In September 2013, another person in Manchester was posthumously
determined to have died of the disease. The person had undergone brain
surgery at Catholic Medical Center
three months before his death, and a surgical probe used in the
procedure was subsequently reused in other operations. Public health
officials identified thirteen people at three hospitals who may have
been exposed to the disease through the contaminated probe, but said the
risk of anyone's contracting CJD is "extremely low." In January 2015, former speaker of the Utah House of Representatives Rebecca D. Lockhart died of the disease within a few weeks of diagnosis. John Carroll, former editor of The Baltimore Sun and Los Angeles Times, died of CJD in Kentucky in June 2015, after having been diagnosed in January. American actress Barbara Tarbuck (General Hospital, American Horror Story) died of the disease on December 26, 2016.
Research
Diagnosis
- In 2010, a team from New York described detection of PrPSc in sheep's blood, even when initially present at only one part in one hundred billion (10−11) in sheep's brain tissue.

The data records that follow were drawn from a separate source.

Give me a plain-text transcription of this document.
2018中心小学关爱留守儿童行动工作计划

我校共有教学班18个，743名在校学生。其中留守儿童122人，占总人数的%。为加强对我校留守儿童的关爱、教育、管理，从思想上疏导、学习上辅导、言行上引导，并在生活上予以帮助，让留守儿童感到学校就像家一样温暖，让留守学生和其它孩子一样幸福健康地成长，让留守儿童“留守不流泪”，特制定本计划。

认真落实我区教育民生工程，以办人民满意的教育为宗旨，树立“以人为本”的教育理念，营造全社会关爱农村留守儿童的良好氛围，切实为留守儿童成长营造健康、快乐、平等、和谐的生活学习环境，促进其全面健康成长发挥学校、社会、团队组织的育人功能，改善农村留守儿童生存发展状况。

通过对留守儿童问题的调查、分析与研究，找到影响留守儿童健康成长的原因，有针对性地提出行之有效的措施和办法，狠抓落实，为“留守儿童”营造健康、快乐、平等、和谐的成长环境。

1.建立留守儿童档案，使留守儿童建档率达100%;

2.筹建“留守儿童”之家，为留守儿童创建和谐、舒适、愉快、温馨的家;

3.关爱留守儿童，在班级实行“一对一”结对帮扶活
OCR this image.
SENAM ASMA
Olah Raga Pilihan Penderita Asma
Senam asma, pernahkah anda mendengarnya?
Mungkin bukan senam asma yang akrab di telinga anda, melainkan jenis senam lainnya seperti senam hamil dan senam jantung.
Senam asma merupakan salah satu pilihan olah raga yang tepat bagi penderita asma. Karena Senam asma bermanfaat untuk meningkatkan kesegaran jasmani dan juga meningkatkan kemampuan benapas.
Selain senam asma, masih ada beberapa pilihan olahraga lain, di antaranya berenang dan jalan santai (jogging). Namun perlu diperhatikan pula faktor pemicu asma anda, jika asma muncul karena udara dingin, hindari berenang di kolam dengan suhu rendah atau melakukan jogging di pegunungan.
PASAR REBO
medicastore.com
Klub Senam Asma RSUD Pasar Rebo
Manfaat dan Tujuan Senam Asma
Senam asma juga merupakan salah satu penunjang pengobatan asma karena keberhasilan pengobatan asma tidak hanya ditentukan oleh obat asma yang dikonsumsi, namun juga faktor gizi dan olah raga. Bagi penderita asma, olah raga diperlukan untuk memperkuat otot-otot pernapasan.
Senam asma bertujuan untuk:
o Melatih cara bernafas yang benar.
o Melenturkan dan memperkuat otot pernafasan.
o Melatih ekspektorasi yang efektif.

The method combines amplification with a novel technology called surround optical fiber immunoassay (SOFIA) and some specific antibodies against PrPSc. The technique allowed improved detection and testing time for PrPSc.
- In 2014, a human study showed a nasal brushing method that can accurately detect PrP in the olfactory epithelial of people with CJD.
Treatment
- Pentosan polysulphate (PPS) was thought to slow the progression of the disease, and may have contributed to the longer than expected survival of the seven people studied. The CJD Therapy Advisory Group to the UK Health Departments advises that data are not sufficient to support claims that pentosan polysulphate is an effective treatment and suggests that further research in animal models is appropriate. A 2007 review of the treatment of 26 people with PPS finds no proof of efficacy because of the lack of accepted objective criteria.
- Use of RNA interference to slow the progression of scrapie has been studied in mice. The RNA blocks production of the protein that the CJD process transforms into prions. This research is unlikely to lead to a human therapy for many years.
- Both amphotericin B and doxorubicin have been investigated as treatments for CJD, but as yet there is no strong evidence that either drug is effective in stopping the disease. Further study has been taken with other medical drugs, but none are effective. However, anticonvulsants and anxiolytic agents, such as valproate or a benzodiazepine, may be administered to relieve associated symptoms.
- Quinacrine, a medicine originally created for malaria, has been evaluated as a treatment for CJD. The efficacy of quinacrine was assessed in a rigorous clinical trial in the UK and the results were published in Lancet Neurology, and concluded that quinacrine had no measurable effect on the clinical course of CJD.
- Astemizole, a medication approved for human use, has been found to have anti-prion activity and may lead to a treatment for Creutzfeldt–Jakob disease.